Faceva scivolare lentamente il dito sul piano di marmo liscio e freddo della consolle, come se con quel contatto scorresse una pellicola immaginaria che si srotolava rivelando i suoi segreti. Accarezzava i contorni degli oggetti perché ne rimanesse sulla sua pelle l’anima, il calore, le asperità.
Immaginava la figura snella ed elegante del nonno, che non aveva mai conosciuto e che aveva visto solo in qualche vecchia foto color seppia, attraversare il salone sul folto tappeto persiano. Lo vedeva sedersi sulla poltrona liberty di velluto rosso col giornale in mano, mentre la nonna apparecchiava il lungo tavolo per il pranzo della numerosa famiglia, lisciando con la mano la tovaglia ricamata a mano dalle suore.

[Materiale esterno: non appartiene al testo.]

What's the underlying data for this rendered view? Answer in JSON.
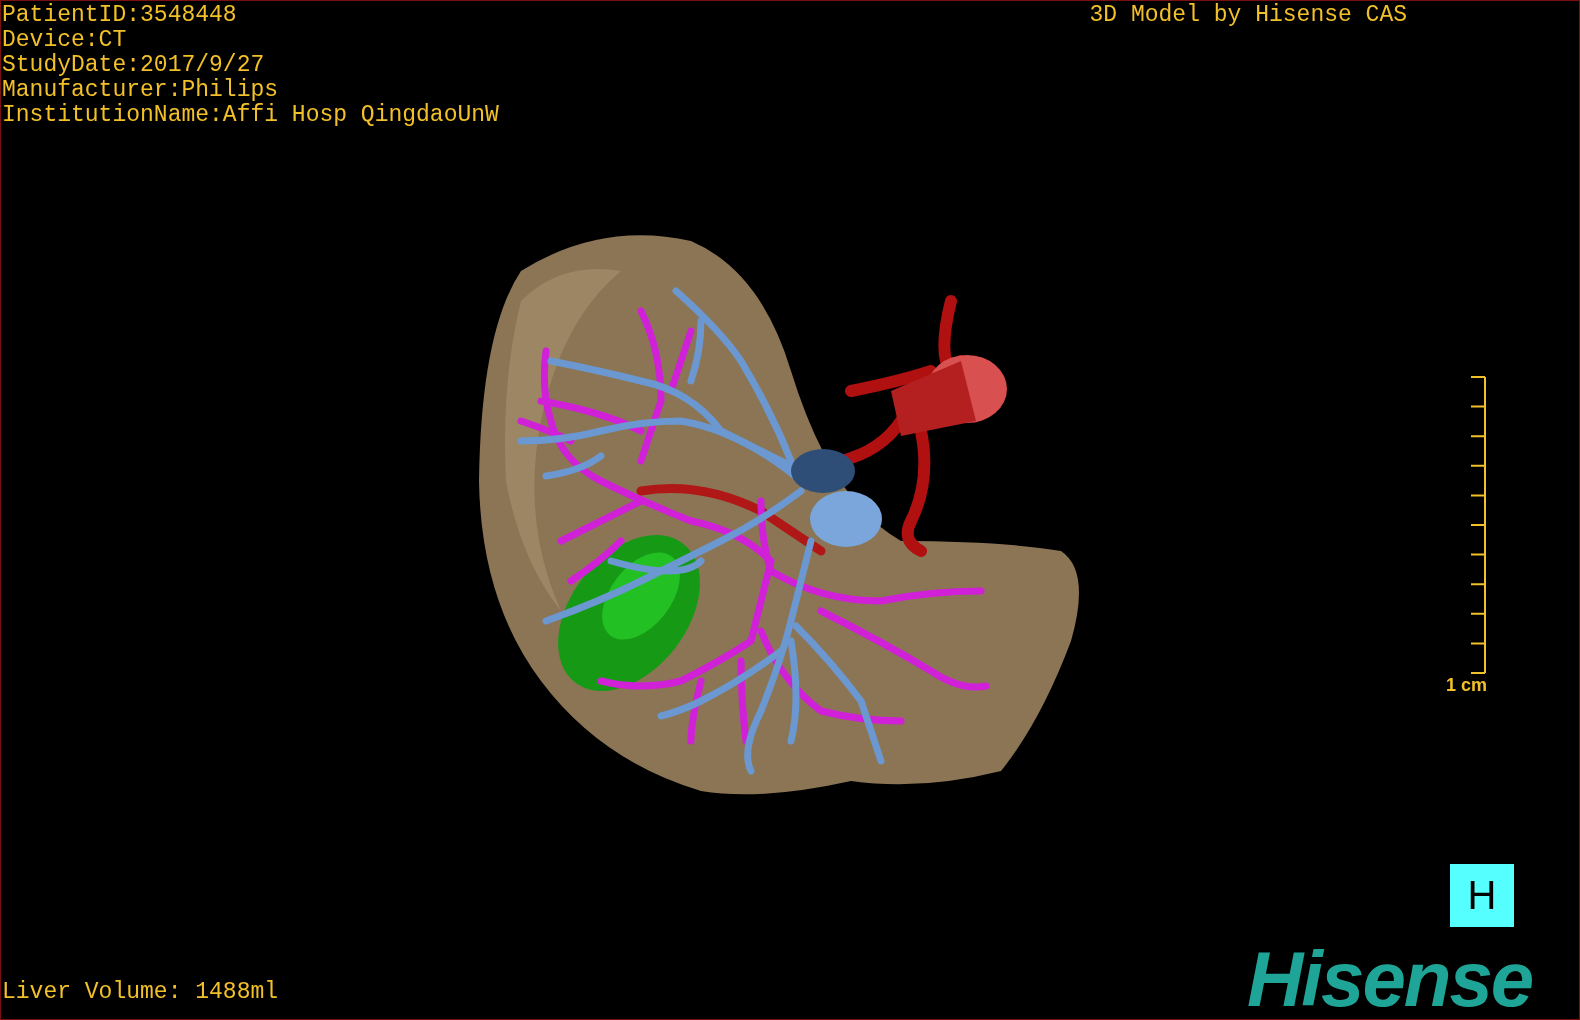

Prendeva dalla credenza ottocentesca piatti, brocche, bicchieri e posate d’argento e li deponeva con delicatezza uno ad uno, gli stessi che aveva ereditato e che aveva custodito con cura. Aveva passato anni a lavare, spolverare e a lucidare gli oggetti che raccontavano storie antiche in parte arrivate fino a lei, mentre fantasticava ricordando nomi di persone mai conosciute…
Ne sentiva i profumi, lo struscio delle vesti, le voci raccontare di nascite, matrimoni, lutti, risa e pianti di bambini, gioie e dolori. Il legno aveva assorbito l’odore di quei corpi che avevano vissuto nelle varie case dove erano stati spostati, e conservavano ancora incastrati nelle fessure di cassetti ganci di orecchini d’oro, qualche dente di pettine di tartaruga, filamenti di ventaglio cinese, sfilacci di macramè…
Spostava lo sguardo intorno, sul divanetto di paglia di Vienna, sui cuscini arabescati, sui quadri di paesaggi, ritratti e dipinti su sete giapponesi, sui libri e sculture esotiche, per imprimersi nella mente tutti i dettagli di quanto le era appartenuto…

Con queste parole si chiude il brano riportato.